In this article I will describe step by step how we have identified the solutions to a few issues we have encountered during one of our projects.
The first challenge:
A few database queries were used a lot more than required, thus increasing the processing time. It was not clear and obvious from the start that these queries were integrated over 20k times.
Research & Analysis:
- We enabled logging and used a stopwatch to identify which steps from the long running process take the longest.
- After identifying these steps, we checked any existing IO operations that existed there. Since there weren’t any except database queries, we focused on them.
- We examined if our database queries were repeating with the same parameters for N number of times (e.g. N being the number of times in a loop), and extracted all of them, if possible, to a higher scope, and by doing so, we reduced some of the database operations, which improved the time of long running process.
- After identifying all of the possible database queries that potentially made our process longer, we saw that the improvement was not even close to what we expected.
- A deeper analysis showed that a particular step repeats 20k times, as of the business requirement. That step was searching for available users for the business using certain criteria. Those criteria were repeating a lot less, +/- 8000 times, and they were not changing throughout the process.
- This step was behind the long running process. There were over 20000 iterations, there were two database queries which were complex, and they took around 2-3 seconds per iteration.
- Since it was only required to execute those queries for +/- 8000 iterations (different due on business), we’ve decided to cache in-memory the results of those queries.
- The decision for the in-memory cache was due to: 1) Network overhead when fetching from an application-based cache, like Redis; 2) The process ran once a week, and our expected time for the process was 1-2 hours. It ran during non-working hours, and since the resources were occupied only for such a short time, it was plausible to use an in-memory cache.
- The parameters for those queries were used as keys for the cache. They were stored in a process context object, which contained a cache map for these data. The memory was released as soon as the process was finished.
By doing so, the first +/- 8000 iterations were fetching the required data directly from the database, thus running for 2-3 seconds. The rest of the iterations ran under 200ms (the time was taken by using a stopwatch and logging the step time).

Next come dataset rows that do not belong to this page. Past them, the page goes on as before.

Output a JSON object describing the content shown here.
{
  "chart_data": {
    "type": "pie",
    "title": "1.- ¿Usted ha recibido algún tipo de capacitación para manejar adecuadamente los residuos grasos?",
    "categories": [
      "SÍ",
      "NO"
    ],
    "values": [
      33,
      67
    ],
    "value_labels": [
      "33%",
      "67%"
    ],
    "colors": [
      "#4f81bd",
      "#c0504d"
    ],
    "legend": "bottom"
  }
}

The first production run of the process after adding the cache showed a time of 1.5 hours, which was a great improvement from +16 hours.
The second challenge:
Another long running process was the upload of the file used for the previous process. The criteria (which is called the design) are uploaded from a CSV file to the database. This process took over +20 hours.
Optimizing file upload solution
- By analyzing the upload time and business process of introducing the contents to the database separately, we noticed that our business process was quick.

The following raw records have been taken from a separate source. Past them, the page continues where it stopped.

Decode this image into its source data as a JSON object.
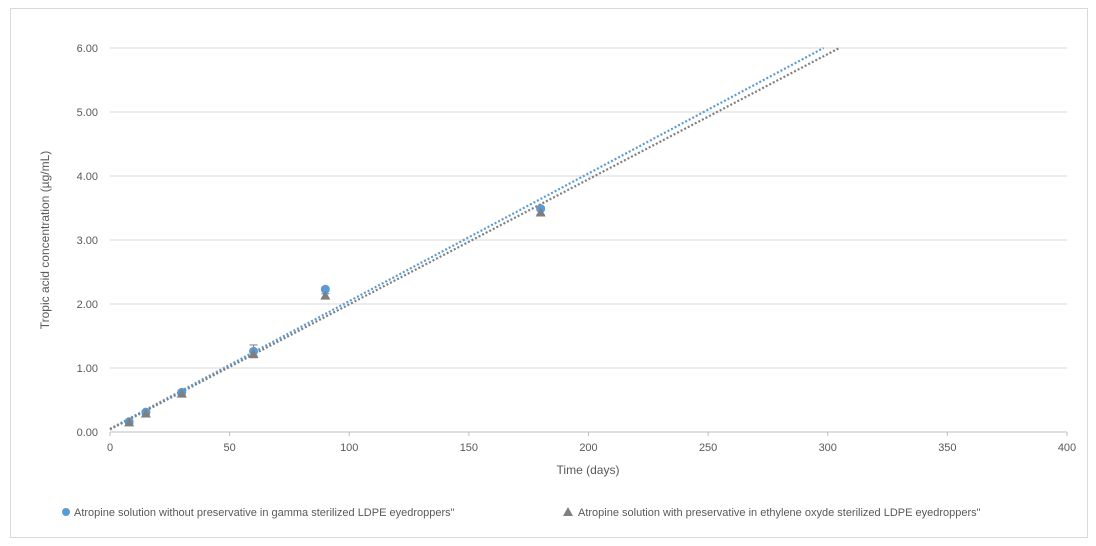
{
  "chart_data": {
    "type": "scatter",
    "title": "",
    "xlabel": "Time (days)",
    "ylabel": "Tropic acid concentration (µg/mL)",
    "xlim": [
      0,
      400
    ],
    "ylim": [
      0,
      6
    ],
    "x_ticks": [
      "0",
      "50",
      "100",
      "150",
      "200",
      "250",
      "300",
      "350",
      "400"
    ],
    "y_ticks": [
      "0.00",
      "1.00",
      "2.00",
      "3.00",
      "4.00",
      "5.00",
      "6.00"
    ],
    "grid": "horizontal",
    "legend_position": "bottom",
    "series": [
      {
        "name": "Atropine solution without preservative in gamma sterilized LDPE eyedroppers\"",
        "marker": "circle",
        "color": "#5b9bd5",
        "points": [
          {
            "x": 8,
            "y": 0.16
          },
          {
            "x": 15,
            "y": 0.31
          },
          {
            "x": 30,
            "y": 0.62
          },
          {
            "x": 60,
            "y": 1.26
          },
          {
            "x": 90,
            "y": 2.23
          },
          {
            "x": 180,
            "y": 3.49
          }
        ],
        "error": [
          0.02,
          0.02,
          0.03,
          0.1,
          0.03,
          0.03
        ],
        "trendline": {
          "style": "dotted",
          "slope": 0.01995,
          "intercept": 0.05
        }
      },
      {
        "name": "Atropine solution with preservative  in ethylene oxyde sterilized LDPE  eyedroppers\"",
        "marker": "triangle",
        "color": "#7f7f7f",
        "points": [
          {
            "x": 8,
            "y": 0.15
          },
          {
            "x": 15,
            "y": 0.29
          },
          {
            "x": 30,
            "y": 0.6
          },
          {
            "x": 60,
            "y": 1.22
          },
          {
            "x": 90,
            "y": 2.13
          },
          {
            "x": 180,
            "y": 3.43
          }
        ],
        "error": [
          0.02,
          0.02,
          0.03,
          0.04,
          0.03,
          0.03
        ],
        "trendline": {
          "style": "dotted",
          "slope": 0.01955,
          "intercept": 0.04
        }
      }
    ]
  }
}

- The upload time was taking most of the time due to the processing of the file and the validation of each line.
- We were using OpenCSV, and after investigating the library closer, we found out that it is not very fast, especially for heavy files (our file contained over 8000 rows).
- We decided to use a different csv file processor. We searched for any csv processing dependency that was specifically specialized in speed, and we stumbled upon UnivocityParsers (Apache License).
- By analyzing the library closer, we saw that it was perfect for our scenario, and since it was open-source and unit test friendly, we’ve integrated and tested it quickly.
- Along the integration, we’ve observed that the class responsible for validation was thread-safe, which opened the possibility to validate each line in parallel.
- We’ve opted for a parallel stream, since the number of lines was over 8000, and this was one of the cases where parallel streams are efficient.
After fully integrating the library and testing the new code, the process of upload was tested by the business, and it took around 2 hours, which was a great improvement from +20 hours.